In der Deckenleuchte im Büro stecken ein selbst entwickelter Subwoofer und vier Hochtöner, die den Klang gleichmäßig im Raum verteilen. Die Musik holt sich das System über Streamingdienste wie Spotify, vom iPhone oder über die heimische Anlage. „Aimotion ermöglicht es, Stereoklang an jeder Stelle des Raumes in hoher Qualität zu genießen“, sagt Lühmann. Ein Wisch über den Lautstärkeregler in der Smartphone-App und die Musik dringt bis in die letzte Ecke des Büros. Ein weiterer Wisch und das Licht der Deckenleuchte wechselt von einem sanften Orange zu kühlem Blau und dann zu Violett. Die darin verbauten LED-Lampen machen diese Effekte möglich.
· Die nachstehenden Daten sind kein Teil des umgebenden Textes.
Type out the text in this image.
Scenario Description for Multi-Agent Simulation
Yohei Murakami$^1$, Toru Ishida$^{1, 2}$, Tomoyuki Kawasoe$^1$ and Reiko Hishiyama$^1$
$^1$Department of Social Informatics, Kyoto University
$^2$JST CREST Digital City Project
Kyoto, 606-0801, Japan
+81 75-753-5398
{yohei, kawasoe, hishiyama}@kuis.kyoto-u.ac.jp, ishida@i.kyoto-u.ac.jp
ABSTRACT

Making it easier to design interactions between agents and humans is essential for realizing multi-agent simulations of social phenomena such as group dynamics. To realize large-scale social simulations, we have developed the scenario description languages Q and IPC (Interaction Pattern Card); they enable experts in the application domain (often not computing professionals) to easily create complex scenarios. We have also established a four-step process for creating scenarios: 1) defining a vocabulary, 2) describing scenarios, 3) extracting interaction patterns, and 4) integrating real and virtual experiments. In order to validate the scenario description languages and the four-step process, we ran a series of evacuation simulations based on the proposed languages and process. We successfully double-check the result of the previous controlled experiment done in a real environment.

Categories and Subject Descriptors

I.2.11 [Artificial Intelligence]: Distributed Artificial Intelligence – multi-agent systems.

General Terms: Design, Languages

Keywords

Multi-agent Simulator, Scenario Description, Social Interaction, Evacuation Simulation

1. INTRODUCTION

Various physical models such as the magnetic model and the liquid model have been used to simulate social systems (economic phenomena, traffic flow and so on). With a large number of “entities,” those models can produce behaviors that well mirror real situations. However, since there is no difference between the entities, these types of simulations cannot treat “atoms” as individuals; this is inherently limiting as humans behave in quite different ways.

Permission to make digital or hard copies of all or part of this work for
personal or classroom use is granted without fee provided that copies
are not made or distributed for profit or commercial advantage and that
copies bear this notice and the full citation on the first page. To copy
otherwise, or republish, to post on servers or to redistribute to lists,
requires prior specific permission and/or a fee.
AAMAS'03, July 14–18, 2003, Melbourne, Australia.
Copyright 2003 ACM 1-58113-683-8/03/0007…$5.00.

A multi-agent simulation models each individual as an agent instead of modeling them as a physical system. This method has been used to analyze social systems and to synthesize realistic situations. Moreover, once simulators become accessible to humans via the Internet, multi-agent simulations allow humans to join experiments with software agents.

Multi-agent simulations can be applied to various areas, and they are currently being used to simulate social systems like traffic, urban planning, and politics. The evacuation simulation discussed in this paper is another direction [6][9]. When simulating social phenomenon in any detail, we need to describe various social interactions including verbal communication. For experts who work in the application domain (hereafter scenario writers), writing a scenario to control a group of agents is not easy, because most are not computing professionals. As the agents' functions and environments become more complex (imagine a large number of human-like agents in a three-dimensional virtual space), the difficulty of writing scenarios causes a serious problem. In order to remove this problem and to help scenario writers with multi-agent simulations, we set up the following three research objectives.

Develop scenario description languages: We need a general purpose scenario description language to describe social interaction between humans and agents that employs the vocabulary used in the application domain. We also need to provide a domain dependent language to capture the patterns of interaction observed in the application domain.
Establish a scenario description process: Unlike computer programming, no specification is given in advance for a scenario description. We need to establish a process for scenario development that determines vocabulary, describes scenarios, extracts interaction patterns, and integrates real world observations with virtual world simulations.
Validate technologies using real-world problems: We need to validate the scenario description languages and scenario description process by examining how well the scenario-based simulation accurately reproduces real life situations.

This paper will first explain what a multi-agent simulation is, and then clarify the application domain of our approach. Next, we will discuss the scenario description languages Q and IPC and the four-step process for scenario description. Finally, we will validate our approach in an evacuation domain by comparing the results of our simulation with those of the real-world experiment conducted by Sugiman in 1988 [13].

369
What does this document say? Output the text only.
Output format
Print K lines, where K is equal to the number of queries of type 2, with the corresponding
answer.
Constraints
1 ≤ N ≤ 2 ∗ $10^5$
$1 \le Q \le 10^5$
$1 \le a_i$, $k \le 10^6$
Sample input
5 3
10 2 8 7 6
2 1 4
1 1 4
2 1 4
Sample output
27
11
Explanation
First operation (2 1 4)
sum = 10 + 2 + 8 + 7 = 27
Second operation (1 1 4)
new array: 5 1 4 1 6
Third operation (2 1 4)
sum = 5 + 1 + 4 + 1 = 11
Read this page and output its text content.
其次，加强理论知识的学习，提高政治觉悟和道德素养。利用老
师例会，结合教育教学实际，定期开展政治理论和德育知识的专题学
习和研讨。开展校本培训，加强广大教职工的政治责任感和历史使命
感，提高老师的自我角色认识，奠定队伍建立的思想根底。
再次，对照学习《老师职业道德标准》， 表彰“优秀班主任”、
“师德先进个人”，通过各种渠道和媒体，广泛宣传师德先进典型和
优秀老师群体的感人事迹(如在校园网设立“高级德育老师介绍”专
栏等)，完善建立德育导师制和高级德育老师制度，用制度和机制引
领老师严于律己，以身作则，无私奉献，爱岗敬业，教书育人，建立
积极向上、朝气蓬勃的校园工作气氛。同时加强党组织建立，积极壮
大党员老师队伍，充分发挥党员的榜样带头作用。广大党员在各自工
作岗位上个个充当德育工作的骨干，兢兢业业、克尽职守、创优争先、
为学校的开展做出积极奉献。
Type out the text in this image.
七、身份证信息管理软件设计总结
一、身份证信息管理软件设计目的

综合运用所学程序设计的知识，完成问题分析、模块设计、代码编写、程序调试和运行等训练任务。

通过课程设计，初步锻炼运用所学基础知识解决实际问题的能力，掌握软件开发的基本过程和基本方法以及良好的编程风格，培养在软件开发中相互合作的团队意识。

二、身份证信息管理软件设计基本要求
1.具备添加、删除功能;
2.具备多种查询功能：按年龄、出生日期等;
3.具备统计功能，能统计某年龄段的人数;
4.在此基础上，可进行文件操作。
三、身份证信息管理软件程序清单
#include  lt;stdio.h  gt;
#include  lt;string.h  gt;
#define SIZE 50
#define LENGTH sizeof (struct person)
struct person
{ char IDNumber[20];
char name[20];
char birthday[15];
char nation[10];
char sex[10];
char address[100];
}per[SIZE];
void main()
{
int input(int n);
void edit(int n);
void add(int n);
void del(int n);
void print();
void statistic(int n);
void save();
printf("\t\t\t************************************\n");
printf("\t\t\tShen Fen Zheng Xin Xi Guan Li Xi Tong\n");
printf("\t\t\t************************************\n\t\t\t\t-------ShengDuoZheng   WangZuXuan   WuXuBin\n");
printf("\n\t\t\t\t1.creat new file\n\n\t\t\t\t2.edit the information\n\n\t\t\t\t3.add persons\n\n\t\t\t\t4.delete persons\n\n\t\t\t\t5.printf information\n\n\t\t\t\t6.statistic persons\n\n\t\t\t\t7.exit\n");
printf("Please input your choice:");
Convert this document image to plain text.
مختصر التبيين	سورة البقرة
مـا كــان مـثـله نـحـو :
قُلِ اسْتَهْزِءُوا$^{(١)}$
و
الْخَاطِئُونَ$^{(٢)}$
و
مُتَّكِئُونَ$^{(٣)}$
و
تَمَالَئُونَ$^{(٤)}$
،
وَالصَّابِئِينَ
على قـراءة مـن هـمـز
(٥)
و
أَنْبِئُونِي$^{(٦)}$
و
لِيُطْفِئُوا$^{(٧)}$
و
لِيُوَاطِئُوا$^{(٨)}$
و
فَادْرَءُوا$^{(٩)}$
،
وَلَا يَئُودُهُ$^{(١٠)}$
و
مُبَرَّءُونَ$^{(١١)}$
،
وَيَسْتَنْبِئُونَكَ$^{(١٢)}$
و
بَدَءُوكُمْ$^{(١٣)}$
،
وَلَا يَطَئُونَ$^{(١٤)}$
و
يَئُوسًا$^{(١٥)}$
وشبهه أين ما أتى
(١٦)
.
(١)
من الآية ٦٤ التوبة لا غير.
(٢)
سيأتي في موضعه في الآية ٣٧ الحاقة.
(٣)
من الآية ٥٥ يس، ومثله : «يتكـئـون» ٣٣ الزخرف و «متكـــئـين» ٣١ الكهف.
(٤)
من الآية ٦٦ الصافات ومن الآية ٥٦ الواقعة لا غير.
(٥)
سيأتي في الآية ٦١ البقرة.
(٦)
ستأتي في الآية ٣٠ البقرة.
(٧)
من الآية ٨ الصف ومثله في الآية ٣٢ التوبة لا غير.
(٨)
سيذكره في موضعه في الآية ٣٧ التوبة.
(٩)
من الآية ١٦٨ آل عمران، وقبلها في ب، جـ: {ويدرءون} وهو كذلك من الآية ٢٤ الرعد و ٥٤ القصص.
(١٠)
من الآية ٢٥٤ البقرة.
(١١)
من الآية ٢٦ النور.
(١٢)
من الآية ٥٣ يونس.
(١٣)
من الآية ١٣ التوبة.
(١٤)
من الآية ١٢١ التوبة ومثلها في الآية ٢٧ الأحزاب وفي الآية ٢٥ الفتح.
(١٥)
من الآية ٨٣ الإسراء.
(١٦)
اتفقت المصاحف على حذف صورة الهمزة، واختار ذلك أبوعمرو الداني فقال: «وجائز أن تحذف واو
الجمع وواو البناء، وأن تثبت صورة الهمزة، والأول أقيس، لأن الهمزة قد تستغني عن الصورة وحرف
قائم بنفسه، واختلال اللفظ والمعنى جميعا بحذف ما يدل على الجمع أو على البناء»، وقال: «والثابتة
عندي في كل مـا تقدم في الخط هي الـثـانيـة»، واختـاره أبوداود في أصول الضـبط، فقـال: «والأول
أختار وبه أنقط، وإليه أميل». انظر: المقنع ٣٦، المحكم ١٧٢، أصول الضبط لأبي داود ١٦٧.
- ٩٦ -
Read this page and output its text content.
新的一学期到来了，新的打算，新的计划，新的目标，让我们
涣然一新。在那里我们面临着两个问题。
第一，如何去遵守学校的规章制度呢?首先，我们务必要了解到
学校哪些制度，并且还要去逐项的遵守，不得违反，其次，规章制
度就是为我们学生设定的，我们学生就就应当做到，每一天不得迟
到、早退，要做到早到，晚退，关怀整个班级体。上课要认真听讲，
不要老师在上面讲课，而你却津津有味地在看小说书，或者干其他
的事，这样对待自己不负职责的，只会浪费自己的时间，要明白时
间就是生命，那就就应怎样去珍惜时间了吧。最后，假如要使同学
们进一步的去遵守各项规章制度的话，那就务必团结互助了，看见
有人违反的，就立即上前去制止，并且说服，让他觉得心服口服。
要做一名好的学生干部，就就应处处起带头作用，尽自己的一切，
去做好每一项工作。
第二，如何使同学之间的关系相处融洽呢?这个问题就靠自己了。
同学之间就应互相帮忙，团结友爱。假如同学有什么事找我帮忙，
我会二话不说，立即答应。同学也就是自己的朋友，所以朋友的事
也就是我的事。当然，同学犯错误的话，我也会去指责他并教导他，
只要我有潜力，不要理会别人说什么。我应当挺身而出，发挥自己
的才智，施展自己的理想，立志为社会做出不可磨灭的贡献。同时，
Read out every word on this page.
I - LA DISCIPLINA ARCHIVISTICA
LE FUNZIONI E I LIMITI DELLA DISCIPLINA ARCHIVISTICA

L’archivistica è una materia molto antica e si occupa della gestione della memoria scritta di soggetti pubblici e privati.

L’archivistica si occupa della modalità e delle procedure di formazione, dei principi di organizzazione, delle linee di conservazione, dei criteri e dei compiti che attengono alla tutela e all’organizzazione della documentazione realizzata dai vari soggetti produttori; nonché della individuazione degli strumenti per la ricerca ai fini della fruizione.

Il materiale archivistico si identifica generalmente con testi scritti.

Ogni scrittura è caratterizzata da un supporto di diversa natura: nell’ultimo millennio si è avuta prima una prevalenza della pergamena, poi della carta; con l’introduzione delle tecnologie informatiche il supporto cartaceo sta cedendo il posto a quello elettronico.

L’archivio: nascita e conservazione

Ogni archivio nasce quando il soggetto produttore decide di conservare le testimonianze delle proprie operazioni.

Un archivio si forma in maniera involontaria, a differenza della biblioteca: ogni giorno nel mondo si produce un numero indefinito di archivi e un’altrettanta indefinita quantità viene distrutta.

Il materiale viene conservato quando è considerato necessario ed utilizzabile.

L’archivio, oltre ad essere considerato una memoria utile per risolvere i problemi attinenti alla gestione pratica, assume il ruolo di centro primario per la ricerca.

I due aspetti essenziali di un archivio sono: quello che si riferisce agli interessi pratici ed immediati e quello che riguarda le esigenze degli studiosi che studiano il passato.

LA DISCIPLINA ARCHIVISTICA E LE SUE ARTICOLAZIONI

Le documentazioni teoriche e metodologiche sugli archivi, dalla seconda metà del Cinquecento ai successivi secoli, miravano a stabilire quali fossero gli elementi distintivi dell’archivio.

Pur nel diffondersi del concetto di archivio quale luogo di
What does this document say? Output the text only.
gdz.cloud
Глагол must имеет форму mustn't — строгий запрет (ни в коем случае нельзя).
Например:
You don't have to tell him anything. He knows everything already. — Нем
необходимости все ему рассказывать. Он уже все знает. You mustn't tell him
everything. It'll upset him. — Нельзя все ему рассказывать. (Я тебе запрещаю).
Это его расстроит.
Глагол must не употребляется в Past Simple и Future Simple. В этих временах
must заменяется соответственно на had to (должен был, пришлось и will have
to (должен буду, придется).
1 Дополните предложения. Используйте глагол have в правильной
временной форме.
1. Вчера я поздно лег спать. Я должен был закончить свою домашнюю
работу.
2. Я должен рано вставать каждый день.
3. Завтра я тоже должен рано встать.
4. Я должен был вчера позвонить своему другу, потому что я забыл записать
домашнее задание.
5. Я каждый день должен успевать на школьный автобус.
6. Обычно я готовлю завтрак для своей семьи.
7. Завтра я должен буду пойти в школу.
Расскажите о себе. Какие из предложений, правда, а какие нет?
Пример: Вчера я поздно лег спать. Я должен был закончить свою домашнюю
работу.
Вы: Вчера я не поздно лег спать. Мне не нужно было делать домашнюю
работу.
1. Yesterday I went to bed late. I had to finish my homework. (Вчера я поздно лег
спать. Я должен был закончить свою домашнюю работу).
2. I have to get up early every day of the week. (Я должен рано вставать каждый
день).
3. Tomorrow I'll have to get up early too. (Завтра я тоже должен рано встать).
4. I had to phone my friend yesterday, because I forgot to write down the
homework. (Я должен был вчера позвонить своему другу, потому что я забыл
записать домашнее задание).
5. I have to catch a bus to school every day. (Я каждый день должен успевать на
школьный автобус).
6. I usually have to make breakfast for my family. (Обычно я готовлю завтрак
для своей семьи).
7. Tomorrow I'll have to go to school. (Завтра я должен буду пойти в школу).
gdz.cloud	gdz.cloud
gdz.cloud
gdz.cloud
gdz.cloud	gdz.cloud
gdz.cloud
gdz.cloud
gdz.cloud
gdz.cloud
„Die erste Version unseres Systems habe ich schon im Studium entwickelt“, erzählt Ingenieur Lühmann, der an der HAW Hamburg einen Bachelor-Abschluss in Maschinenbau erworben hat. Er ist der Tüftler im Aimotion-Team. Schon als Teenager baute er sich seine eigenen Drei-Wege-Lautsprecher und brachte die Verkabelung unter der Modelleisenbahn seines Vaters wieder in Ordnung. Nach dem Studium hatte er Angebote von Daimler in Harburg und anderen großen Unternehmen. „Ich fand es aber spannender, mich mit meiner Idee selbstständig machen.“

Eigene Finanzierung

Lühmann tat sich mit der gebürtigen Kielerin Aileen Herpell zusammen, die in Mannheim Betriebswirtschaftslehre studiert hatte. Zusammen gründeten sie 2015 Aimotion und quartierten sich als Untermieter einer Ledermanufaktur in der Ottensener Fabriketage ein. Lautsprecher und LED-Lampen lassen sie sich von anderen Herstellern zuliefern, zusammengebaut werden die Leuchten aber in der eigenen Werkstatt.

„Wir haben den Aufbau des Unternehmens ganz aus eigener Kraft finanziert“, sagt Herpell. Schwarze Zahlen schreiben die Gründer noch nicht – das ist bei Start-ups in dieser Phase aber auch nicht zu erwarten. „Am Anfang ist es natürlich schwierig, alleine von seinem neu gegründeten Unternehmen zu leben. Allerdings stimmt uns die Entwicklung sehr positiv, immer mehr Kunden fragen unsere Produkte nach“, so die Betriebswirtin.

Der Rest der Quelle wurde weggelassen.